Laid Off by Lehman: One Broker’s Story. Worth a watch.
So it’s been two months since I posted about a possible Lehman Brothers buyout and it’s looking like a less strange solution with each passing uncertain day for the firm. In July Lehman’s market value was about $17 billion, too seemingly large a deal to get done under current credit conditions. Flash forward to the halfway point of trading today and the firm’s market value is about $3 billion, i.e. doable. This has many talking about the possibility of Lehman going private. Lehman’s employees have traditionally been large holders of the companies’ shares and they can’t be happy as they’ve seen the firm’s market value drop substantially (over 90% this year) and they won’t want to see their shares bought on the cheap by somebody else. Plus, nobody wants to see Paulson’s bazooka if we don’t have to. Let their be a private solution!
The proverbial rumor mill has been in full force with everyone talking the past few days about Lehman looking into a take private.
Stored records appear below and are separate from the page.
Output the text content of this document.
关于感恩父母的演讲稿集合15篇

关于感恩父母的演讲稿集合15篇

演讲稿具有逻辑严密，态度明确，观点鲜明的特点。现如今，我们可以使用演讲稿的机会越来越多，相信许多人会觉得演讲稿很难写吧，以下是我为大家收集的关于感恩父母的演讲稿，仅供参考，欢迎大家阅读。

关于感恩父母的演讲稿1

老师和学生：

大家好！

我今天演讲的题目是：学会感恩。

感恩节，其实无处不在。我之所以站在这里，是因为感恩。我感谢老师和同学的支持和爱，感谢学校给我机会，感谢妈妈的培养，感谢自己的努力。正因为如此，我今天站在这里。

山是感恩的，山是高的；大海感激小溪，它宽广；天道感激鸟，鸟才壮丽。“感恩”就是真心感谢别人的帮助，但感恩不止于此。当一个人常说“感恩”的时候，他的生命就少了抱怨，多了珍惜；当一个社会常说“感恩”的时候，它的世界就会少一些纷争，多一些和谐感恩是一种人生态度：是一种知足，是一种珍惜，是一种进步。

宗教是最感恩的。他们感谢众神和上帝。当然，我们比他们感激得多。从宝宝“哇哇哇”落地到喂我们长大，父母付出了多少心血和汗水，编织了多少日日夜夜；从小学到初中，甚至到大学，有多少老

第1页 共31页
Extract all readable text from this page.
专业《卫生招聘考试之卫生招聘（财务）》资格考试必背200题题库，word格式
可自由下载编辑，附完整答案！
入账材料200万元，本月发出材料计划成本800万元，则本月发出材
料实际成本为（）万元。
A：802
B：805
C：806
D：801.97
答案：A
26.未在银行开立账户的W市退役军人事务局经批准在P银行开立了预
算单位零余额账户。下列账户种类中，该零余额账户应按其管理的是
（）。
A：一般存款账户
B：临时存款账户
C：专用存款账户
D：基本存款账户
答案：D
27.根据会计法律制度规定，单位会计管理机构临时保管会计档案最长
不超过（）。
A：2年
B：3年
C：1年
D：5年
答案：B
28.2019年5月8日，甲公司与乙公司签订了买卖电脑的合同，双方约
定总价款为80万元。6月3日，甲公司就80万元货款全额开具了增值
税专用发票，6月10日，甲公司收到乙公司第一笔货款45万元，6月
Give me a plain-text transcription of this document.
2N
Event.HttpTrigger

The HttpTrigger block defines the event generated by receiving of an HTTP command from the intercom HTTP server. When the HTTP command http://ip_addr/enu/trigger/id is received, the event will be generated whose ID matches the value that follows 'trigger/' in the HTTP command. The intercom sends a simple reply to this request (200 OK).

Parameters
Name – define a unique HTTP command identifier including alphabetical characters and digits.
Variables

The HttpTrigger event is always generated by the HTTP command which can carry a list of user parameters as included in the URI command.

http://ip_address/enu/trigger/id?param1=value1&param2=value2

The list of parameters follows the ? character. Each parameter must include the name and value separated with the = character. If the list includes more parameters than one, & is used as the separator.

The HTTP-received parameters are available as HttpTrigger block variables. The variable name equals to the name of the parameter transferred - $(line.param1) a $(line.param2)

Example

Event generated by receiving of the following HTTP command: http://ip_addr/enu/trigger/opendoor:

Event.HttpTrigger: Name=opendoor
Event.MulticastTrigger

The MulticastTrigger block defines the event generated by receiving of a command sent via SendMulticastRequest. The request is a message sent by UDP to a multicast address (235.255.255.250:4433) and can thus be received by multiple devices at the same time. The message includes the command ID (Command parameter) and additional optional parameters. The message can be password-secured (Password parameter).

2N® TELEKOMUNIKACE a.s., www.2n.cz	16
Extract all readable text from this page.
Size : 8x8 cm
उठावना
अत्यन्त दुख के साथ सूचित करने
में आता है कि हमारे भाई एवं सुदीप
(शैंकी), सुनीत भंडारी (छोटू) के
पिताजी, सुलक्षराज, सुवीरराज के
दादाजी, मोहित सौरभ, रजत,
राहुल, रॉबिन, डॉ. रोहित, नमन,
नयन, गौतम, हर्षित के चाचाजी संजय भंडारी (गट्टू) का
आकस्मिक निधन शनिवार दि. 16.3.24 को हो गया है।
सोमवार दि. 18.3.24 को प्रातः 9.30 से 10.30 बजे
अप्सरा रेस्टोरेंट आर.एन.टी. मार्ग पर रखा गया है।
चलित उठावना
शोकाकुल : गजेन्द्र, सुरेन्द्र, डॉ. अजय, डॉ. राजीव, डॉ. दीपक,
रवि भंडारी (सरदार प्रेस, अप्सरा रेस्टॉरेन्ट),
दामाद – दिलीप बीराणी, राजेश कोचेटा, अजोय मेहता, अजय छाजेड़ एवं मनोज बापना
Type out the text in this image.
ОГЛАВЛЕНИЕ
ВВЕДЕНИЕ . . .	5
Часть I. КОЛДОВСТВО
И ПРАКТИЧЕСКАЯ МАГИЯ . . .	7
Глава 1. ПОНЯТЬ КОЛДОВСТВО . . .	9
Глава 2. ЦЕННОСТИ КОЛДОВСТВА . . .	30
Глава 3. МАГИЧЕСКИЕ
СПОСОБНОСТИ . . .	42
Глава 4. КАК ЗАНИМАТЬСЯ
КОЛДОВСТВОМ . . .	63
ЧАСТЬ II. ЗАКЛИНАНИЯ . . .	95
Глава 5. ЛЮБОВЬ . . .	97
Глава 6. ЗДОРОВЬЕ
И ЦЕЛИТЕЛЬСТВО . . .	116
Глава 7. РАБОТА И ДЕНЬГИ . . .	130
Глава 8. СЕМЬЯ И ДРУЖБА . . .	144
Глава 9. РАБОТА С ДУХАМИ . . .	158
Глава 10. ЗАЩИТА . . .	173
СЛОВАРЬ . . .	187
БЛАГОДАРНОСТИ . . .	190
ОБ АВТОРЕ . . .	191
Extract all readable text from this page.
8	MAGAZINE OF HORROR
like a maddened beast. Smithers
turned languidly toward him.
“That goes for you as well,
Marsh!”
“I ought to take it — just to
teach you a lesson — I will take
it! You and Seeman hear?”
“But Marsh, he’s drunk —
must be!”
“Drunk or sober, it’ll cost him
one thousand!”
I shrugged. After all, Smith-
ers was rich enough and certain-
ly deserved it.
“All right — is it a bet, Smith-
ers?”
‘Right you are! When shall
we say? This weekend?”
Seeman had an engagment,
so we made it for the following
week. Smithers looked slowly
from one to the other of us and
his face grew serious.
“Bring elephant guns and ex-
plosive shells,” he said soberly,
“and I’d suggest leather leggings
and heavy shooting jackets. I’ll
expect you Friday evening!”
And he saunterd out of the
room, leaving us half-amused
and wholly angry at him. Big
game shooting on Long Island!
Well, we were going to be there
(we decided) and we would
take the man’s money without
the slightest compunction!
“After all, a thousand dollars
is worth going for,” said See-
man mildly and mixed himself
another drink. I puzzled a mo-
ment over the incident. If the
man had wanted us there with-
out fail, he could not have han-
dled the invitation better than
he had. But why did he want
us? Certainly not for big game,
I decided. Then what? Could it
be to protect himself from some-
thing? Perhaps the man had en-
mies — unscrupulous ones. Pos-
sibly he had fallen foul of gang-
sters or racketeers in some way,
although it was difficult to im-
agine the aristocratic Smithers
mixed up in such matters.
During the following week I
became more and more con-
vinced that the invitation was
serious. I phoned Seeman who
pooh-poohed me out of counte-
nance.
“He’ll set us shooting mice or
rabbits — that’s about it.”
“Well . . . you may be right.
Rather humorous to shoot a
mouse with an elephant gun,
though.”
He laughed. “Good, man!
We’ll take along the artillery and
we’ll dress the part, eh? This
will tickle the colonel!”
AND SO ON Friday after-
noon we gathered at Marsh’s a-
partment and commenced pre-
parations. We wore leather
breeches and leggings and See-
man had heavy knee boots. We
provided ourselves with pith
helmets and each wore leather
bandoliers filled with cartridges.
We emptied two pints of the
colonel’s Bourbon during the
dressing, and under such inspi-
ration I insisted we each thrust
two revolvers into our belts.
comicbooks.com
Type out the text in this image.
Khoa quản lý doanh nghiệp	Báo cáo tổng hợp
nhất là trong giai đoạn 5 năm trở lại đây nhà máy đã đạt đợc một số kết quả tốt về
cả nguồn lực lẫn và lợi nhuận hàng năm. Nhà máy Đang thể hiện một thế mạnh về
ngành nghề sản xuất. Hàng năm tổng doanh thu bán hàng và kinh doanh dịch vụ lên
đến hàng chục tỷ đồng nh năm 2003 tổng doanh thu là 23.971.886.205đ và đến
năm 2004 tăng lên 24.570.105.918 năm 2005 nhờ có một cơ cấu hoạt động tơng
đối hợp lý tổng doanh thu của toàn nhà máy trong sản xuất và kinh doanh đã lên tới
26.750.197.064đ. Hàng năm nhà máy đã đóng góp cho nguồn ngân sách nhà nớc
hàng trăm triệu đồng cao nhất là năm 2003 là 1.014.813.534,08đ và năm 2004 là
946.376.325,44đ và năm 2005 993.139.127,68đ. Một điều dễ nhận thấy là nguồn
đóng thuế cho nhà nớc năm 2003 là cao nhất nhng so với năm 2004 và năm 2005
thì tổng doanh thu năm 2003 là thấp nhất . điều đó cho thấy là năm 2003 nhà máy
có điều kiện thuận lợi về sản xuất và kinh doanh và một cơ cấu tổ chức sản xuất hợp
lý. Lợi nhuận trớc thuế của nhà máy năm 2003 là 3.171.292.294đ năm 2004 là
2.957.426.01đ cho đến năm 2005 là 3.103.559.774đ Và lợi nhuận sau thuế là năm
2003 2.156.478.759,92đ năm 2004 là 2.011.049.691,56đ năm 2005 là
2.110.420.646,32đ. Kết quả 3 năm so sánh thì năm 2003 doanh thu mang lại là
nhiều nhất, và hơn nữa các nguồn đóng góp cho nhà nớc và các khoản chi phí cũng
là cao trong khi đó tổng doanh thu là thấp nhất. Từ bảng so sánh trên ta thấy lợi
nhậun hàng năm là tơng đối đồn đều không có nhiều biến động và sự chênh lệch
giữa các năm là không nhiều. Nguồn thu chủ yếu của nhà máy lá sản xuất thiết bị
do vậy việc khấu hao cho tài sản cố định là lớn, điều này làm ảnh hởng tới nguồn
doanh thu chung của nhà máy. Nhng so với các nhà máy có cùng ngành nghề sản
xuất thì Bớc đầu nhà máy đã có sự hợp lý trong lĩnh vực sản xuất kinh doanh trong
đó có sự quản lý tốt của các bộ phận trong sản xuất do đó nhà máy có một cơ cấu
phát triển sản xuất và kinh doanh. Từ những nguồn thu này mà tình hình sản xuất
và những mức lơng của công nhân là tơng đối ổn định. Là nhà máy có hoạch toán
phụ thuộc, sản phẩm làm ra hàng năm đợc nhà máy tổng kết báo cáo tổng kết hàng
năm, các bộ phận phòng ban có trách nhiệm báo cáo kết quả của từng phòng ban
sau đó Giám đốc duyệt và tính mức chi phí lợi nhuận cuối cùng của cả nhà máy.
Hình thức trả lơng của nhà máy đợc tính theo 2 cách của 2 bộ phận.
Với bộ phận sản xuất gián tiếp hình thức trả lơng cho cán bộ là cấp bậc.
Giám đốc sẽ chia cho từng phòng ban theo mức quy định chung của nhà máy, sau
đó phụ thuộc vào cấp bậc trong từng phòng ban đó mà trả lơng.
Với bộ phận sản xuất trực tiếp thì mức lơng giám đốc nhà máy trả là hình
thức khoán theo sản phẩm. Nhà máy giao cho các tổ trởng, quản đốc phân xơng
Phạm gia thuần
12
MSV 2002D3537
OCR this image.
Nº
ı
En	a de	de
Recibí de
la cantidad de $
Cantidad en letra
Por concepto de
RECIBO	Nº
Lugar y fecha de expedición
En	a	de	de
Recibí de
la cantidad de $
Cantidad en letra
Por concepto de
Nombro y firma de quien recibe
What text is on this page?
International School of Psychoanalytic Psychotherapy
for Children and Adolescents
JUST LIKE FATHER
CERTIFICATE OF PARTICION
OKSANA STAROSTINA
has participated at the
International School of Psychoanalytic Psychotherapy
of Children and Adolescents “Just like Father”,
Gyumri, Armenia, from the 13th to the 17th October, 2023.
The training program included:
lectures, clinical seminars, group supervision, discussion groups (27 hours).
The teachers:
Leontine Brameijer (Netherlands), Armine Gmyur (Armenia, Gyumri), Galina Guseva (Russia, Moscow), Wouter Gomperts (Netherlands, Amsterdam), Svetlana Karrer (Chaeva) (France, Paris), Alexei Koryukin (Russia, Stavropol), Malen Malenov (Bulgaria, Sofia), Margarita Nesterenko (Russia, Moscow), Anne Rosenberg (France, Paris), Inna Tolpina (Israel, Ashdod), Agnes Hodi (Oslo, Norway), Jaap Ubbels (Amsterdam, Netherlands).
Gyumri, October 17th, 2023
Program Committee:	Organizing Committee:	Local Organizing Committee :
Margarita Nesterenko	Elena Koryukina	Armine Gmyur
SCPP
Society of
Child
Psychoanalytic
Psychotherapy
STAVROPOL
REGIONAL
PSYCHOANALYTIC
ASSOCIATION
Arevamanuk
Dealbreaker’s editor John Carney wrote an article on the subject of why he thinks the firm can’t go private, then countered with a very good post as a guest columnist over at PEHub on lessons Lehman could learn from private equity. Clearly there are obstacles to such a deal being done: Lehman is already highly leveraged, employees own 30-35% of the shares in the company (i.e. they have the most to gain if the market agrees that Lehman is currently undervalued), such a move would risk counter-parties exiting in mass, regulatory issues will certainly arise, and then there’s the simple matter of who would actual do this deal. If it were to go private, I’m in agreement as to what others have said that Lehman would have to use SOX to its advantage, rather than looking at it with typical contempt.
The ibanks all used to be private partnerships and largely moved away from this setup as the lure of the capital markets became too enticing. When the markets were booming no one gave a second thought to being public, now that this past cycle has run it’s course and ghosts of the late 80’s/early 90’s are dancing in people’s heads, the old format of being private looks all the more attractive. Banks have notoriously short memories and this current period will prove no different.
Unsurprisingly I’m all for firms going dark, so long as there’s a right time and circumstance for it. At this time a take private may be the best move in an ideal world for Lehman as other options may not be favorable (issuing stock would be a mistake, and finding a buyer won’t be easy), but it’s probably not realistic. The firm could take action and spin off units and subsidiary’s such as the oft mentioned Neuberger Berman (or a host of smaller units such as the former Crossroads Group) as it tries to either ride this out or make itself more attractive to a buyer (Lehman’s business could fit in nicely with a couple of the European banks). Regardless it’ll be fun to watch this play out…with all the banks!